Situasi di Timur Tengah kembali memanas setelah kelompok Hamas dikabarkan mengeksekusi sejumlah warga yang dituduh menjadi mata-mata Israel di Jalur Gaza. Sementara itu, ketegangan baru juga muncul di Asia Selatan, ketika bentrokan bersenjata pecah di perbatasan Pakistan dan Afghanistan. Dua peristiwa besar ini menandai meningkatnya eskalasi geopolitik di kawasan yang sudah lama dilanda konflik dan ketegangan militer.
Menurut laporan dari Gaza, Hamas mengumumkan telah mengeksekusi sedikitnya enam orang yang dituduh memberikan informasi kepada pasukan intelijen Israel (Mossad). Eksekusi tersebut dilakukan secara tertutup di salah satu lokasi rahasia di Gaza City. Para tersangka dituduh membocorkan posisi dan pergerakan pasukan Hamas yang berujung pada tewasnya beberapa komandan militer dalam serangan udara Israel pekan lalu.
Juru bicara Hamas, Abu Obaida, dalam pernyataannya menegaskan bahwa tindakan ini merupakan bagian dari “operasi pembersihan internal” terhadap kolaborator Israel. “Setiap orang yang terbukti membantu musuh akan mendapat hukuman setimpal. Ini adalah pesan keras bagi siapa pun yang berkhianat terhadap rakyat Palestina,” ujarnya melalui siaran resmi di media lokal Gaza.
Israel sendiri belum memberikan komentar resmi terkait tuduhan tersebut. Namun, sejumlah analis menilai bahwa keberhasilan Israel melancarkan serangan tepat sasaran terhadap sejumlah pemimpin Hamas menunjukkan adanya kebocoran informasi internal. Situasi ini memperburuk hubungan antara Hamas dan warga sipil di Gaza yang kini semakin curiga terhadap satu sama lain.
Sementara di kawasan Asia Selatan, ketegangan meningkat tajam setelah pasukan perbatasan Pakistan dan Taliban Afghanistan terlibat baku tembak di wilayah Spin Boldak–Chaman. Bentrokan itu terjadi akibat perselisihan lama mengenai batas wilayah dan tudingan bahwa Pakistan menembaki warga sipil Afghanistan yang melintas di perbatasan.
Media setempat melaporkan bahwa sedikitnya 12 orang tewas dan puluhan lainnya luka-luka akibat serangan artileri dan senjata ringan dari kedua belah pihak. Pakistan menuduh Taliban membiarkan kelompok militan menyeberang dan menyerang pos keamanan, sementara Afghanistan menuduh Islamabad melanggar kedaulatan negaranya.

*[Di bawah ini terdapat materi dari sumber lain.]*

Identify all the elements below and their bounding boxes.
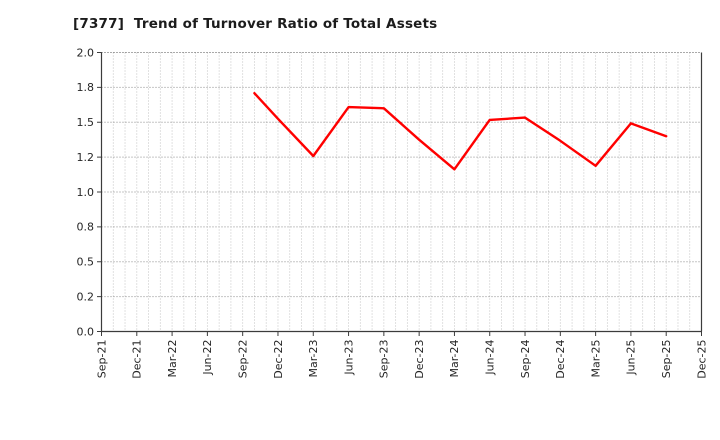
y-tick-label: 0.0 — [77, 325, 95, 338]
y-tick-label: 0.5 — [77, 256, 95, 269]
x-tick-label: Sep-23 — [378, 340, 391, 379]
x-tick-label: Mar-23 — [307, 340, 320, 378]
x-tick-label: Jun-23 — [342, 340, 355, 376]
x-tick-label: Sep-24 — [519, 340, 532, 379]
x-tick-label: Dec-24 — [554, 340, 567, 379]
y-tick-label: 1.2 — [77, 151, 95, 164]
x-tick-label: Sep-21 — [95, 340, 108, 379]
y-tick-label: 1.8 — [77, 81, 95, 94]
x-tick-label: Mar-24 — [448, 340, 461, 378]
x-tick-label: Dec-23 — [413, 340, 426, 379]
y-tick-label: 0.2 — [77, 290, 95, 303]
x-tick-label: Sep-22 — [236, 340, 249, 379]
y-tick-label: 1.5 — [77, 116, 95, 129]
x-tick-label: Jun-25 — [625, 340, 638, 376]
x-tick-label: Mar-25 — [589, 340, 602, 378]
y-tick-label: 0.8 — [77, 221, 95, 234]
y-tick-label: 2.0 — [77, 46, 95, 59]
chart-title: [7377] Trend of Turnover Ratio of Total … — [73, 16, 438, 32]
x-tick-label: Sep-25 — [660, 340, 673, 379]
turnover-ratio-series-line — [253, 91, 668, 171]
y-tick-label: 1.0 — [77, 186, 95, 199]
x-tick-label: Jun-22 — [201, 340, 214, 376]
x-tick-label: Jun-24 — [484, 340, 497, 376]
x-tick-label: Dec-21 — [131, 340, 144, 379]
x-tick-label: Dec-25 — [695, 340, 708, 379]
x-tick-label: Mar-22 — [166, 340, 179, 378]
x-tick-label: Dec-22 — [272, 340, 285, 379]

Kementerian Luar Negeri Pakistan kemudian mengeluarkan peringatan keras kepada Kabul dan menuntut tindakan tegas terhadap kelompok bersenjata yang beroperasi di wilayah perbatasan. Namun, pemerintahan Taliban menolak tuduhan itu dan menegaskan bahwa pasukannya hanya membalas serangan terlebih dahulu.
Sejumlah pengamat politik internasional menilai bahwa dua peristiwa besar ini — eksekusi mata-mata oleh Hamas dan bentrokan di perbatasan Pakistan-Afghanistan — menunjukkan betapa rapuhnya stabilitas kawasan Timur Tengah dan Asia Selatan. “Kedua konflik ini berakar dari ketidakpercayaan, tekanan politik, dan faktor ekonomi yang saling tumpang tindih. Jika tidak segera dikendalikan, dampaknya bisa meluas ke tingkat regional,” kata Dr. Khalid Mahmoud, analis hubungan internasional asal Dubai.
Masyarakat internasional menyerukan agar pihak-pihak yang terlibat menahan diri. Perserikatan Bangsa-Bangsa (PBB) menyatakan keprihatinan mendalam dan siap memfasilitasi dialog antara pihak yang berkonflik, baik di Gaza maupun di perbatasan Pakistan-Afghanistan. Namun hingga kini, upaya diplomasi masih berjalan lambat karena masing-masing pihak saling menyalahkan.
Di tengah situasi yang semakin tidak menentu ini, perhatian dunia tertuju pada langkah selanjutnya dari Hamas dan reaksi Israel yang dikenal jarang membiarkan aksi seperti ini tanpa balasan. Sementara di Asia Selatan, risiko pecahnya konflik terbuka antara dua negara bertetangga itu masih menjadi ancaman serius bagi stabilitas kawasan.